Tuesday, June 02, 2009

The Moab Diary: Final Day

I rolled out of my bed into the morning light. The thoughts of the upcoming day weighed heavily on my mind. Our objective for the day was Fine Jade, a beautiful 5.11 crack system moving gracefully up the end of the Rectory formation. It's a really fantastic climb that...what the hell was I doing? I'm, not a 5.11 climber. Sure I'd climbed obscure routes not published in a guidebook that people said were 5.11 but I figure they were just trying to embolden me to push to further heights. I'd even redpointed my first 5.11 last week but it felt hollow having toproped it right before, even if it was cleanly. I walked over to wake up "Utah". The day waits for no man.

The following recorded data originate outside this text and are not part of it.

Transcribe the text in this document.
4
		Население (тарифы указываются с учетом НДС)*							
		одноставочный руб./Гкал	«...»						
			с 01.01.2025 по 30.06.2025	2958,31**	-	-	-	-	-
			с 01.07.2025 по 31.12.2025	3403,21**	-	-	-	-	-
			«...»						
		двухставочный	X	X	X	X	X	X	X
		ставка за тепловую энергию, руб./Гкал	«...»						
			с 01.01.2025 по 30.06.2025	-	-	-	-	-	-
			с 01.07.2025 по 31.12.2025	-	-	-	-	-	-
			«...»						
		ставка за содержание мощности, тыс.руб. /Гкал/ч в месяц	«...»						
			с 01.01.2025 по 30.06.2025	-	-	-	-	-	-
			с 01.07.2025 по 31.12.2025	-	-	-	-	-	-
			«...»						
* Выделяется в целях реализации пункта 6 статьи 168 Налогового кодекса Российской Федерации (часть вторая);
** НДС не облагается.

We quickly made our seperate breakfasts. Mine the usual bagels and cream cheese with a side of fruit. "Utah" had some eggs and bacon he pulled out of a bag which was cooking while he made some PB&J. We talked about the route a little bit. I finally decided that if we were going to do this then I wasn't going to screw around. I said I'd take the crux second pitch. "Utah" seemed fine with that but admonished me - calling me a pussy - for avoiding the 5.10 offwidth on the first pitch. That's the way things are for me as an onsight climber. If I don't climb the crux pitch then it doesn't feel like I onsighted the rest of the climb, no matter how I seconded the crux. A stupid, arbitrary rule I self impose but it felt important to me all the same.
We finished up breakfast and started packing. It went much more quickly this time because most of the gear was still packed from the night before. All we needed to do was thin the rack out to avoid unnecessary weight. We read the guidebook description. Despite the crux being a thin crack on the second pitch, the first pitch called for a #4 so we didn't end up getting rid of much, just a few midrange cams. After we sacked up the gear I looked up the hill. The walk uphill wasn't incredibly hard but I wasn't looking forward to it. We decided to time ourselves to see how long it really took to get this whole approach business finished. When we finally made it to the base, having taken our fair time and a few rests, it had been fifteen minutes. This obscenely fast time surprised both of us but there it was. It made me feel confident and strong as I flaked the rope out. I could do this. Not a problem. "Utah" racked up and after a quick look at the guidebook he started up the beginnings of the first pitch.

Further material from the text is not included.